Prosecutors file for arrest of air controllers over Smolensk disaster

"The charges against the controllers concern deliberately causing an air traffic accident resulting in the deaths of many people," National Prosecutor's Office spokeswoman Ewa Bialik told PAP. Radek Pietruszka/PAP

An investigative team of the Polish National Prosecutor's Office has filed to a Warsaw court for the temporary arrest of three Russian air traffic controllers who were on duty at the time when a Polish presidential plane crashed in Smolensk on April 10, 2010.

The move is the first step towards the issuance of an international arrest warrant, after which prosecutors can work towards the controllers' detention.

"The charges against the controllers concern deliberately causing an air traffic accident resulting in the deaths of many people," National Prosecutor's Office spokeswoman Ewa Bialik told PAP.

In the course of the inquiry into the crash, which killed 96 people including then President Lech Kaczynski and his wife as well as dozens of senior government and military officials, the prosecutor has conducted multiple inspections of the wreckage, stored in the region of the Smolensk-North military airport in western Russia. Despite multiple appeals to Russian authorities for help in interrogating and charging suspects, no assistance has been forthcoming from Moscow.
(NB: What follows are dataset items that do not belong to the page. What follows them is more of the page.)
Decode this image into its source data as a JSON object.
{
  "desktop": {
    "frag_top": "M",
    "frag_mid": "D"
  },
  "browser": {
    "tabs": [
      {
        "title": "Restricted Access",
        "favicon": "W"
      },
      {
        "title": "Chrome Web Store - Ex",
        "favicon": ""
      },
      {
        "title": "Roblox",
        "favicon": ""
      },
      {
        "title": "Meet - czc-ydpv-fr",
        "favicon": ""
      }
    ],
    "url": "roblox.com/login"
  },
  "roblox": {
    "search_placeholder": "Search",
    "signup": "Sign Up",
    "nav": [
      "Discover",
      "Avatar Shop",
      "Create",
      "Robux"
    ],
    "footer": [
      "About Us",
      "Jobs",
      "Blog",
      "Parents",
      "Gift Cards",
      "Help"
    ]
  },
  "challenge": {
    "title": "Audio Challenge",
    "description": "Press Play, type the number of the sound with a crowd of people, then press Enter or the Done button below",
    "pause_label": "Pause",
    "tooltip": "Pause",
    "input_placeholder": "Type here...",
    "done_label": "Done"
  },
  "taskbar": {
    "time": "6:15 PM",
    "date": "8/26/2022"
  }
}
According to new analysis of evidence material, the prosecutor has established that the radio-location landing system the Smolensk air traffic controllers were using was not working. The trace of the ill-fated plane disappeared from the controllers' monitors and as a result the majority of information the controllers sent the plane's crew was inaccurate. Despite the fact they could not find the true location of the aircraft, the controllers gave the pilots permission to descend and make a conditional landing approach.

After analysing voice recordings between the plane and control tower, in April 2017, the prosecutor decided to change the charges against the three men from unintentionally causing an accident to intentionally causing it on the grounds that when they gave permission to descend and approach landing, they knew the action could lead to tragedy but went ahead anyway.

Russian Foreign Ministry spokesperson Maria Zakharova said on Thursday that Poland's demands were in vain, as Russia's constitution forbade the extradition of Russian citizens to other countries.

She added that the circumstances of the disaster had been "unequivocally stated" in a report by an international aviation commission, and accused Warsaw of "spreading conspiracy theories" to shift the blame for the crash to the Russian side.